The NAMM Show, which formerly stood for the National Association of Music Merchants, is a trade show that has been bringing together music retailers and companies making music products since around 1900. Fortunately for the rest of us, we get to see all the new products that will help define the upcoming year in audio.
The 2013 conference, held in Anaheim in January, attracted around 100,000 music industry folks and music fans. Here are just a few of the many highlights from the show.
At Sage Audio mastering, we love vintage like most everyone in the industry does, and this year saw a slew of “new vintage” lines.
Fender typically comes up with a new reissue of classic Teles and Strats every few years or so, and this year is no different, as the company introduced its new “Vintage” line. The line includes re-creations of classic years of both models, and was among the many interesting products introduced at the show
Another interesting reissue comes from the legendary Magnatone Amps.
The brand hasn’t been manufactured since 1969, but the amps have been used by everyone from Buddy Holly to Neil Young to David Gilmour. The new versions are point-to-point wired tube amps built in the U.S., and are already being used by Z.Z. Top’s Billy Gibbons. The manufacturer points out that the amps include the original pitched-based vibrato, which the company points out is different from the volume based tremolo that is sometimes labeled as vibrato on amps.
It seems the microphone getting the most notice at the show is the new Telefunken M82 dynamic mic. The unit is marketed as both a kick drum mic and a vocal mic, which is part of the special attention it received. Though its powers as a kick drum mic were not displayed, reports say the mic’s quality on vocals are quite impressive.
Live engineers were all pretty excited about the introduction of Waves IR-Live convolution reverb designed for live performance. Like the highly touted Waves IR1 for recording studios, the IR-Live is an impulse response-based convolution ‘verb with presets from some of the most famous venues in the world, ready to be applied to live shows in real time.
What kind of audio mastering engineers would we be if we didn’t at least mention a studio monitor? The JBL M2 Master Reference monitor has been in development for some time now and comes with multiple new patents.

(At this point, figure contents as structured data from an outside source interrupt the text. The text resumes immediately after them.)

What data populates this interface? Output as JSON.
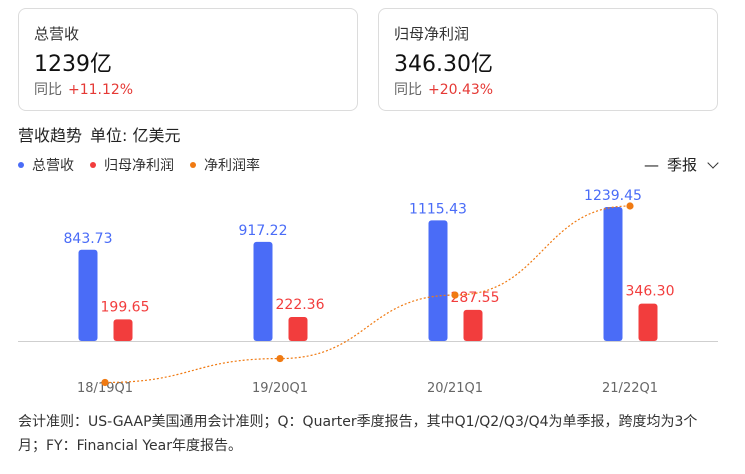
{
  "cards": [
    {
      "label": "总营收",
      "value": "1239亿",
      "yoy_label": "同比",
      "yoy_value": "+11.12%"
    },
    {
      "label": "归母净利润",
      "value": "346.30亿",
      "yoy_label": "同比",
      "yoy_value": "+20.43%"
    }
  ],
  "section": {
    "title": "营收趋势",
    "unit": "单位: 亿美元"
  },
  "period_selector": {
    "value": "季报"
  },
  "footnote": "会计准则：US-GAAP美国通用会计准则；Q：Quarter季度报告，其中Q1/Q2/Q3/Q4为单季报，跨度均为3个月；FY：Financial Year年度报告。",
  "colors": {
    "revenue": "#4a6cf7",
    "net_profit": "#f23d3d",
    "margin": "#f07a12",
    "up": "#e53935"
  },
  "chart_data": {
    "type": "bar",
    "categories": [
      "18/19Q1",
      "19/20Q1",
      "20/21Q1",
      "21/22Q1"
    ],
    "series": [
      {
        "name": "总营收",
        "type": "bar",
        "values": [
          843.73,
          917.22,
          1115.43,
          1239.45
        ]
      },
      {
        "name": "归母净利润",
        "type": "bar",
        "values": [
          199.65,
          222.36,
          287.55,
          346.3
        ]
      },
      {
        "name": "净利润率",
        "type": "line",
        "values": [
          23.66,
          24.24,
          25.78,
          27.94
        ]
      }
    ],
    "legend": "top-left",
    "grid": false
  }
}
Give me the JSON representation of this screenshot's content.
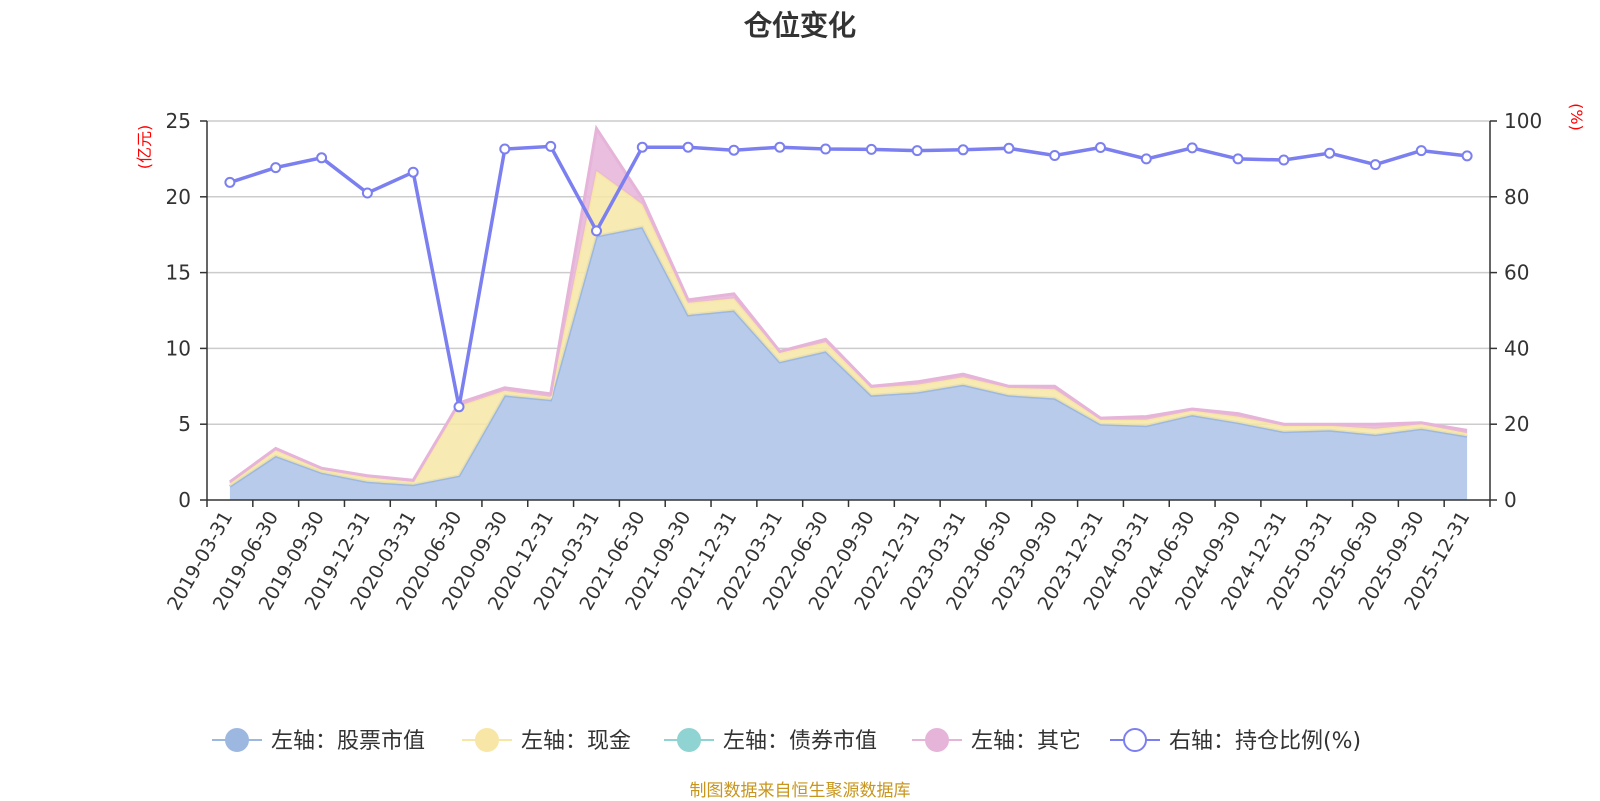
{
  "colors": {
    "stock": "#9db8e0",
    "stock_fill": "#b8cbea",
    "cash": "#f7e6a6",
    "bond": "#8fd3d3",
    "other": "#e6b3d9",
    "ratio": "#7b7ff0",
    "axis_unit": "#ff0000",
    "source": "#c8961e"
  },
  "chart_data": {
    "type": "area",
    "title": "仓位变化",
    "left_axis": {
      "unit_label": "(亿元)",
      "ylim": [
        0,
        25
      ],
      "ticks": [
        0,
        5,
        10,
        15,
        20,
        25
      ]
    },
    "right_axis": {
      "unit_label": "(%)",
      "ylim": [
        0,
        100
      ],
      "ticks": [
        0,
        20,
        40,
        60,
        80,
        100
      ]
    },
    "grid": true,
    "legend_position": "bottom",
    "categories": [
      "2019-03-31",
      "2019-06-30",
      "2019-09-30",
      "2019-12-31",
      "2020-03-31",
      "2020-06-30",
      "2020-09-30",
      "2020-12-31",
      "2021-03-31",
      "2021-06-30",
      "2021-09-30",
      "2021-12-31",
      "2022-03-31",
      "2022-06-30",
      "2022-09-30",
      "2022-12-31",
      "2023-03-31",
      "2023-06-30",
      "2023-09-30",
      "2023-12-31",
      "2024-03-31",
      "2024-06-30",
      "2024-09-30",
      "2024-12-31",
      "2025-03-31",
      "2025-06-30",
      "2025-09-30",
      "2025-12-31"
    ],
    "series": [
      {
        "name": "左轴：股票市值",
        "axis": "left",
        "stack": true,
        "values": [
          0.9,
          2.9,
          1.8,
          1.2,
          1.0,
          1.6,
          6.9,
          6.6,
          17.4,
          18.0,
          12.2,
          12.5,
          9.1,
          9.8,
          6.9,
          7.1,
          7.6,
          6.9,
          6.7,
          5.0,
          4.9,
          5.6,
          5.1,
          4.5,
          4.6,
          4.3,
          4.7,
          4.2
        ]
      },
      {
        "name": "左轴：现金",
        "axis": "left",
        "stack": true,
        "values": [
          0.2,
          0.4,
          0.2,
          0.3,
          0.2,
          4.6,
          0.3,
          0.2,
          4.3,
          1.5,
          0.8,
          0.8,
          0.6,
          0.6,
          0.5,
          0.5,
          0.5,
          0.5,
          0.6,
          0.3,
          0.4,
          0.3,
          0.4,
          0.4,
          0.3,
          0.4,
          0.3,
          0.2
        ]
      },
      {
        "name": "左轴：债券市值",
        "axis": "left",
        "stack": true,
        "values": [
          0,
          0,
          0,
          0,
          0,
          0,
          0,
          0,
          0,
          0,
          0,
          0,
          0,
          0,
          0,
          0,
          0,
          0,
          0,
          0,
          0,
          0,
          0,
          0,
          0,
          0,
          0,
          0
        ]
      },
      {
        "name": "左轴：其它",
        "axis": "left",
        "stack": true,
        "values": [
          0.1,
          0.1,
          0.1,
          0.1,
          0.1,
          0.2,
          0.2,
          0.2,
          2.8,
          0.4,
          0.2,
          0.3,
          0.1,
          0.2,
          0.1,
          0.2,
          0.2,
          0.1,
          0.2,
          0.1,
          0.2,
          0.1,
          0.2,
          0.1,
          0.1,
          0.3,
          0.1,
          0.2
        ]
      },
      {
        "name": "右轴：持仓比例(%)",
        "axis": "right",
        "stack": false,
        "values": [
          83.8,
          87.7,
          90.3,
          81.0,
          86.5,
          24.6,
          92.6,
          93.3,
          71.0,
          93.1,
          93.1,
          92.3,
          93.1,
          92.6,
          92.5,
          92.2,
          92.4,
          92.8,
          90.9,
          93.0,
          90.0,
          92.9,
          90.0,
          89.7,
          91.5,
          88.5,
          92.2,
          90.8
        ]
      }
    ]
  },
  "footer": {
    "source_note": "制图数据来自恒生聚源数据库"
  }
}
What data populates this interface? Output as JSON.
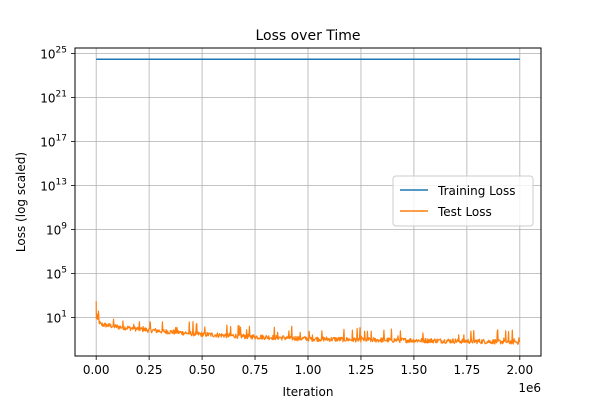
{
  "chart_data": {
    "type": "line",
    "title": "Loss over Time",
    "xlabel": "Iteration",
    "ylabel": "Loss (log scaled)",
    "x_offset_label": "1e6",
    "yscale": "log",
    "grid": true,
    "legend_position": "center-right",
    "xlim": [
      -0.1,
      2.1
    ],
    "ylim_exponent": [
      -2.5,
      25.5
    ],
    "x_ticks": [
      0.0,
      0.25,
      0.5,
      0.75,
      1.0,
      1.25,
      1.5,
      1.75,
      2.0
    ],
    "x_tick_labels": [
      "0.00",
      "0.25",
      "0.50",
      "0.75",
      "1.00",
      "1.25",
      "1.50",
      "1.75",
      "2.00"
    ],
    "y_tick_exponents": [
      1,
      5,
      9,
      13,
      17,
      21,
      25
    ],
    "y_tick_labels": [
      {
        "base": "10",
        "exp": "1"
      },
      {
        "base": "10",
        "exp": "5"
      },
      {
        "base": "10",
        "exp": "9"
      },
      {
        "base": "10",
        "exp": "13"
      },
      {
        "base": "10",
        "exp": "17"
      },
      {
        "base": "10",
        "exp": "21"
      },
      {
        "base": "10",
        "exp": "25"
      }
    ],
    "series": [
      {
        "name": "Training Loss",
        "color": "#1f77b4",
        "x": [
          0.0,
          2.0
        ],
        "y": [
          3e+24,
          3e+24
        ]
      },
      {
        "name": "Test Loss",
        "color": "#ff7f0e",
        "x": [
          0.0,
          0.005,
          0.02,
          0.1,
          0.25,
          0.5,
          0.75,
          1.0,
          1.25,
          1.5,
          1.75,
          2.0
        ],
        "y": [
          300,
          8,
          2,
          1.2,
          0.6,
          0.25,
          0.15,
          0.1,
          0.08,
          0.07,
          0.06,
          0.05
        ],
        "noise_spikes": true
      }
    ]
  }
}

The company describes the new monitors as a “game changer.”
We’ll see if that proves true when the monitors are released this spring.
Finally, I want to include a note about the overall mood of the conference, which was much more optimistic than in the last few years. Part of this was probably due to the fact that sales in the music industry were up 1 percent at $6.8 billion in 2012. That 1 percent may not seem like a lot, but after a few years of decline, it’s definitely something to get excited about.